The plumbing systems installed in many Roman cities were engineering marvels of their time, and an analysis of soil samples has given experts new insight into how the sewage systems of the day were linked to the rise and fall of Roman civilisations.
How are they linked? When the Romans discovered lead around 2,200 years ago, it was quickly used to expand and upgrade the plumbing in cities, leading to small lead particles getting into the water supply.
By tracking levels of lead in layers of soil sediments, researchers were able to correlate increased lead levels with urban expansion, giving them an ingenious way of peering back into the past to see how the city of Rome fared.
"High-resolution geochemical, isotopic, and 14C analyses of a sedimentary core from Ostia harbor have allowed us to date the commissioning of Rome's lead pipe water distribution system to around the second century BC, considerably later than Rome's first aqueduct built in the late fourth century BC," write the researchers.
"Even more significantly, the isotopic record of Pb pollution proves to be an unparalleled proxy for tracking the urban development of ancient Rome over more than a millennium."
The team from the National Centre for Scientific Research in France, the University of Southampton in the UK, and the University of Glasgow in the UK, looked at 177 different 12-metre soil cores taken from the sites of ancient Rome's two harbours: Ostia (now inland) and Portus.

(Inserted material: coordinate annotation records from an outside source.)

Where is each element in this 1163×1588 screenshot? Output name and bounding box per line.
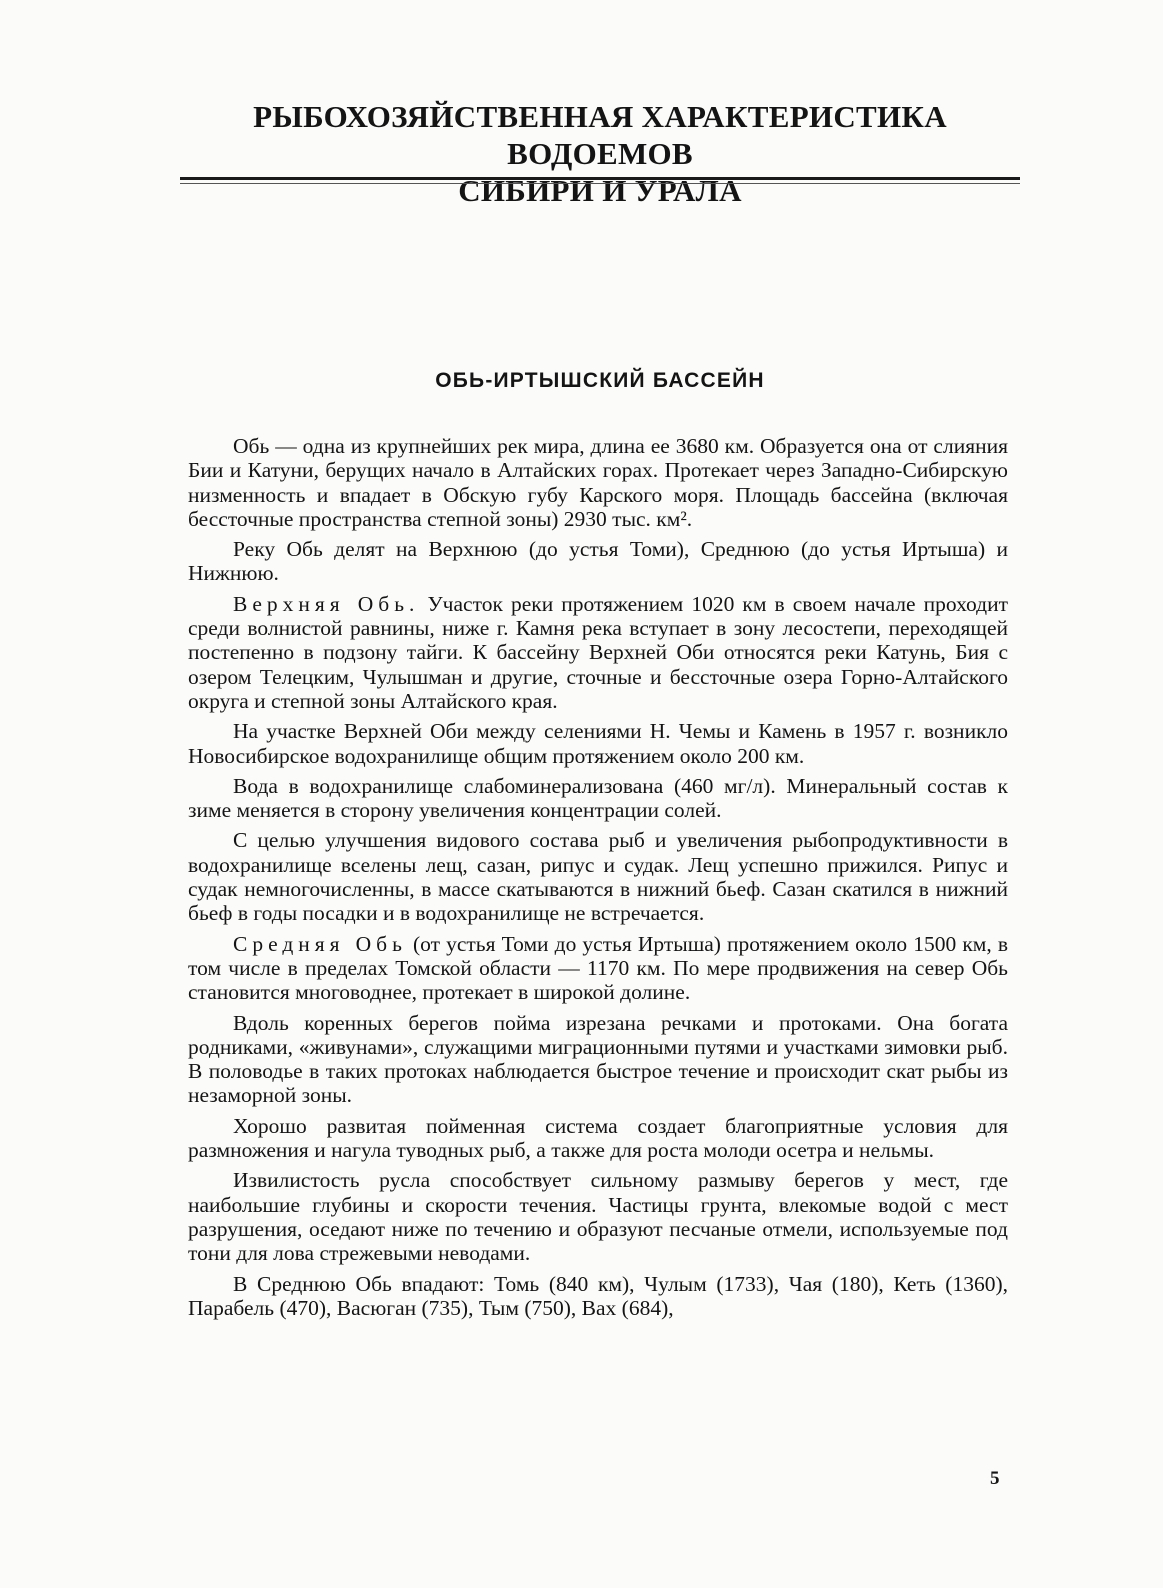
paragraph-text: (от устья Томи до устья Иртыша) протяжением около 1500 км, в том числе в пределах Томской области — 1170 км. По мере продвижения на север Обь становится многоводнее, протекает в широкой долине. — [188, 931, 1009, 1005]
paragraph-text: Обь — одна из крупнейших рек мира, длина ее 3680 км. Образуется она от слияния Бии и Катуни, берущих начало в Алтайских горах. Протекает через Западно-Сибирскую низменность и впадает в Обскую губу Карского моря. Площадь бассейна (включая бессточные пространства степной зоны) 2930 тыс. км². — [188, 434, 1008, 531]
section-title: ОБЬ-ИРТЫШСКИЙ БАССЕЙН — [435, 369, 765, 392]
paragraph-text: Вода в водохранилище слабоминерализована (460 мг/л). Минеральный состав к зиме меняется в сторону увеличения концентрации солей. — [188, 773, 1008, 823]
paragraph — [188, 1272, 1008, 1321]
paragraph-text: Хорошо развитая пойменная система создает благоприятные условия для размножения и нагула туводных рыб, а также для роста молоди осетра и нельмы. — [188, 1113, 1008, 1163]
main-title-line-2: СИБИРИ И УРАЛА — [458, 173, 742, 208]
page-number: 5 — [990, 1468, 1000, 1489]
paragraph-lead: Средняя Обь — [233, 931, 407, 956]
paragraph — [188, 828, 1008, 925]
paragraph — [188, 719, 1008, 768]
title-rule — [180, 177, 1020, 180]
paragraph — [188, 774, 1008, 823]
paragraph — [188, 932, 1008, 1005]
paragraph — [188, 434, 1008, 531]
main-title — [180, 98, 1020, 209]
paragraph-text: Вдоль коренных берегов пойма изрезана речками и протоками. Она богата родниками, «живунами», служащими миграционными путями и участками зимовки рыб. В половодье в таких протоках наблюдается быстрое течение и происходит скат рыбы из незаморной зоны. — [188, 1010, 1008, 1108]
title-rule-thin — [180, 183, 1020, 184]
paragraph-text: Реку Обь делят на Верхнюю (до устья Томи), Среднюю (до устья Иртыша) и Нижнюю. — [188, 537, 1008, 586]
paragraph-text: На участке Верхней Оби между селениями Н. Чемы и Камень в 1957 г. возникло Новосибирское водохранилище общим протяжением около 200 км. — [188, 719, 1008, 768]
body-text — [188, 434, 1008, 1326]
paragraph-text: Извилистость русла способствует сильному размыву берегов у мест, где наибольшие глубины и скорости течения. Частицы грунта, влекомые водой с мест разрушения, оседают ниже по течению и образуют песчаные отмели, используемые под тони для лова стрежевыми неводами. — [188, 1168, 1008, 1266]
paragraph-lead: Верхняя Обь. — [233, 591, 420, 616]
main-title-line-1: РЫБОХОЗЯЙСТВЕННАЯ ХАРАКТЕРИСТИКА ВОДОЕМОВ — [253, 99, 947, 171]
paragraph-text: В Среднюю Обь впадают: Томь (840 км), Чулым (1733), Чая (180), Кеть (1360), Парабель (470), Васюган (735), Тым (750), Вах (684), — [188, 1271, 1008, 1320]
paragraph — [188, 592, 1008, 713]
paragraph-text: Участок реки протяжением 1020 км в своем начале проходит среди волнистой равнины, ниже г. Камня река вступает в зону лесостепи, переходящей постепенно в подзону тайги. К бассейну Верхней Оби относятся реки Катунь, Бия с озером Телецким, Чулышман и другие, сточные и бессточные озера Горно-Алтайского округа и степной зоны Алтайского края. — [188, 591, 1008, 713]
paragraph — [188, 1114, 1008, 1163]
paragraph — [188, 1168, 1008, 1265]
paragraph — [188, 537, 1008, 586]
paragraph-text: С целью улучшения видового состава рыб и увеличения рыбопродуктивности в водохранилище вселены лещ, сазан, рипус и судак. Лещ успешно прижился. Рипус и судак немногочисленны, в массе скатываются в нижний бьеф. Сазан скатился в нижний бьеф в годы посадки и в водохранилище не встречается. — [188, 828, 1008, 926]
paragraph — [188, 1011, 1008, 1108]
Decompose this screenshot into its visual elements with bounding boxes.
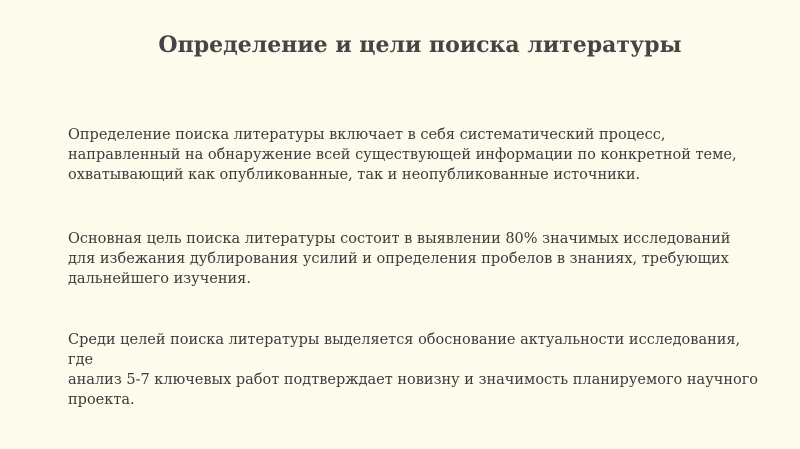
paragraph-main-goal: Основная цель поиска литературы состоит в выявлении 80% значимых исследований для избежания дублирования усилий и определения пробелов в знаниях, требующих дальнейшего изучения. [68, 231, 731, 287]
paragraph-definition: Определение поиска литературы включает в себя систематический процесс, направленный на обнаружение всей существующей информации по конкретной теме, охватывающий как опубликованные, так и неопубликованные источники. [68, 127, 737, 183]
paragraph-relevance-goal: Среди целей поиска литературы выделяется обоснование актуальности исследования, где анализ 5-7 ключевых работ подтверждает новизну и значимость планируемого научного проекта. [68, 332, 759, 408]
slide-title: Определение и цели поиска литературы [158, 32, 682, 58]
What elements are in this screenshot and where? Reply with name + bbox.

Carbon dating was used to identify the age of the samples before their chemical composition was tested.
Lead particles from the city's plumbing would've washed into the Tiber river, and then started sinking in the slower harbour waters, suggest the researchers, so more lead should mean the water passed through more lead piping.
They found a sudden rise of lead corresponding to 200 BCE, when it looks like wood and stone aqueducts were replaced by lead. Later layers of soil showed lead with different compositions, hinting that Rome's plumbing was being improved with lead of varying ages and from varying places.
Through this analysis the researchers say they can get a better understanding of the expansion of the water system, the time it fell into disrepair (probably during the civil wars of the first century BCE), and the time it peaked (the stable, early high Imperial period).
With very few written records of some of these times available to historians, the soil samples could help plug some crucial gaps in what we know about Rome.
The 200 BCE spike in lead, for example, puts lead piping in the city 150 years earlier than previous archaeological evidence had shown. The plumbing would've been expensive to put together and maintain, and so it acts as a mirror to the city's fortunes – when Rome suffered, so did its pipes.
Some have hypothesised that the Romans love of lead led to both people and marine life getting poisoned by it. This new research doesn't put an end to that debate, but it does tell us much more about the growth and decline of the city.
"This core record fills the gap in the system's history before the appearance of more detailed literary and inscriptional evidence from the late first century BC onward," write the researchers.
The findings have been published in PNAS.